Am Freitag hat das Hamburger Landgericht Amor S. und den Mitangeklagten Avni A. nun nach 40 Verhandlungstagen vom Vorwurf der gefährlichen Körperverletzung freigesprochen.
"Die Schuld ist nicht bewiesen", sagt die Vorsitzende Richterin Birgit Woitas.

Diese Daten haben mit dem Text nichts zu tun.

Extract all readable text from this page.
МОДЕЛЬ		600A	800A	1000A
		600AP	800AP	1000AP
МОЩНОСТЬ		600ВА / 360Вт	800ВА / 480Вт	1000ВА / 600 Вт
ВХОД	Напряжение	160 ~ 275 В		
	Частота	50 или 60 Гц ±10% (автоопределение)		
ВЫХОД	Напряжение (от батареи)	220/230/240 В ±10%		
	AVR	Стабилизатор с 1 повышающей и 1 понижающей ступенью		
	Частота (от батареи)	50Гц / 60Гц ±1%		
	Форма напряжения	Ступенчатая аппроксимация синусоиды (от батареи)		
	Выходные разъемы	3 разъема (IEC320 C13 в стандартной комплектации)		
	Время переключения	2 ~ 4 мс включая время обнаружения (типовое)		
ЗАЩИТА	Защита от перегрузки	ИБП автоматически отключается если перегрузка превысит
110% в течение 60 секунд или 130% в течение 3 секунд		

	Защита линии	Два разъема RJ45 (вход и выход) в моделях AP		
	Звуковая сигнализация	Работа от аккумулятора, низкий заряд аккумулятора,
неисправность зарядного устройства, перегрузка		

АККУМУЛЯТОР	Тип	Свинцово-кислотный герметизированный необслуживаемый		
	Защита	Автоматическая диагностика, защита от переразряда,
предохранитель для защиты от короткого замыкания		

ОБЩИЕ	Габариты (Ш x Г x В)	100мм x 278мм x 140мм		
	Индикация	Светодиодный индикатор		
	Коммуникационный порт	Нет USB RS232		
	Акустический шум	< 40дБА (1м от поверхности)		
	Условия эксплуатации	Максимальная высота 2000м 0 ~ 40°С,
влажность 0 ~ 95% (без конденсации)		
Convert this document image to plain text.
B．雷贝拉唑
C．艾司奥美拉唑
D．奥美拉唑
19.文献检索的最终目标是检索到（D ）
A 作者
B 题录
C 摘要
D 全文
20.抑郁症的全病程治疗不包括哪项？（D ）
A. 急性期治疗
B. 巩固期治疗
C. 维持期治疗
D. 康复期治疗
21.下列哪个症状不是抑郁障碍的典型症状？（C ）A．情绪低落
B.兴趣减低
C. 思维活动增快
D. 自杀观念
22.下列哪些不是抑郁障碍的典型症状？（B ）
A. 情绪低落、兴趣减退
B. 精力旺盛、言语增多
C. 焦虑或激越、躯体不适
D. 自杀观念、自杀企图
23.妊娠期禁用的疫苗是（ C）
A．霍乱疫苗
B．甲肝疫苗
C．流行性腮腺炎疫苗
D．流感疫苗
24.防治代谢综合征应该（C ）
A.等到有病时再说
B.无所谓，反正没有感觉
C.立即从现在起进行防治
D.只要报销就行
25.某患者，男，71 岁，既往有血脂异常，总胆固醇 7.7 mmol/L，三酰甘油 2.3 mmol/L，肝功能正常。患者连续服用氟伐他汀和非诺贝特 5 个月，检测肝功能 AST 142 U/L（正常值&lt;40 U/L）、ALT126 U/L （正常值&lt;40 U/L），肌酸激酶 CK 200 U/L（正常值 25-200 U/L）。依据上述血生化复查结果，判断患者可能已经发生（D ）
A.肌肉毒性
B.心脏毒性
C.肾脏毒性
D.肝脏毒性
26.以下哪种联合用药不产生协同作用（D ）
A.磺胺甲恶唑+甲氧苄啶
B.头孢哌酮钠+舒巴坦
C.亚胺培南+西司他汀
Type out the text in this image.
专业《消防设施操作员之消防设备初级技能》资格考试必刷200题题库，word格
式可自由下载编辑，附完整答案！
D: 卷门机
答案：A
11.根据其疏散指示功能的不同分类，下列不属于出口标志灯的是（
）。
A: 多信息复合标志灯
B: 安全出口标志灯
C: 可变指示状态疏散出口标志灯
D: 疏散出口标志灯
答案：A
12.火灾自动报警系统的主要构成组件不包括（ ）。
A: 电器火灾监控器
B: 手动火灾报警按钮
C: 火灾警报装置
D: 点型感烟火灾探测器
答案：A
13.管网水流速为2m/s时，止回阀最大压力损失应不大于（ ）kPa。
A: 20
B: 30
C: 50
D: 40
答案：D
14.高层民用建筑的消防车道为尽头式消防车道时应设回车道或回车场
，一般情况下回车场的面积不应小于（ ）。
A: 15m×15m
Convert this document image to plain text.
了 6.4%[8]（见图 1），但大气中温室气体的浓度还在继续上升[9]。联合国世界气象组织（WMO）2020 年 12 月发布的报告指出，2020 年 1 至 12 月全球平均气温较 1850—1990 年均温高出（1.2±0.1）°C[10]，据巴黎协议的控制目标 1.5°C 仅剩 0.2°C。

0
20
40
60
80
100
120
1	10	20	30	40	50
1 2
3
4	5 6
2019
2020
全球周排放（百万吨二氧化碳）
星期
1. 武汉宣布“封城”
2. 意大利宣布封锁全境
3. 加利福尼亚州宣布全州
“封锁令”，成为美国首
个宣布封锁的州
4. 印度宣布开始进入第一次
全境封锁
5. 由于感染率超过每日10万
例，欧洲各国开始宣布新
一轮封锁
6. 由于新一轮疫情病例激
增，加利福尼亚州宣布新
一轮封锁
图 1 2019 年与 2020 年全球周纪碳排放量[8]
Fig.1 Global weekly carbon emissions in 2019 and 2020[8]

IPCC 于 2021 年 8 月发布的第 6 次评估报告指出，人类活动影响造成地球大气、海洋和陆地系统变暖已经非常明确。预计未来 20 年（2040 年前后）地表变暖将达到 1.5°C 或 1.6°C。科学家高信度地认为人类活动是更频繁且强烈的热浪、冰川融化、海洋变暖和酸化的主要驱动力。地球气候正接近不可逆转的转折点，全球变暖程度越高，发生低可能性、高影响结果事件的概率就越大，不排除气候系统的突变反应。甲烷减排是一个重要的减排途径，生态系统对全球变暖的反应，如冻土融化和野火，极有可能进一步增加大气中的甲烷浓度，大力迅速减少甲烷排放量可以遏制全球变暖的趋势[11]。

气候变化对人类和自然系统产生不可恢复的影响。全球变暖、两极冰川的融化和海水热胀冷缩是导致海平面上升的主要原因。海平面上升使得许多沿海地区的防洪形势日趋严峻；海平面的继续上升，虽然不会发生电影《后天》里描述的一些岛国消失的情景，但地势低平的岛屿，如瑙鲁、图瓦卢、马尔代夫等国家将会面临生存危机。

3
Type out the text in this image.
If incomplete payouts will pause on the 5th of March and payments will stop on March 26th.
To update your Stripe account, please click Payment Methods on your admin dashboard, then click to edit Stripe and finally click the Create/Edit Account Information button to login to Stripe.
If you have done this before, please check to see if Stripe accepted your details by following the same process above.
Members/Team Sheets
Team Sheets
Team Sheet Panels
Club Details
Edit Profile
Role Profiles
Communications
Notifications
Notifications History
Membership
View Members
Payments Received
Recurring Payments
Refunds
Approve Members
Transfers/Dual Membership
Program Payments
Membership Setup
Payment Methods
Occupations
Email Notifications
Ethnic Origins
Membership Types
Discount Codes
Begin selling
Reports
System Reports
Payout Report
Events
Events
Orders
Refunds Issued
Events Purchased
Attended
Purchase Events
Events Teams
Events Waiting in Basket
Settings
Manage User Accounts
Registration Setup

Im Verfahren habe es mit dem Zivilfahnder Jörg Sch. nur einen einzigen Tatzeugen gegeben, der zum Teil die Aussage verweigerte, so dass die Angaben von der Verteidigung nicht überprüft werden konnten. "Das reicht nicht aus", sagt Woitas. "Sch.s Angaben halten einer kritischer Glaubwürdigkeitsprüfung nicht stand."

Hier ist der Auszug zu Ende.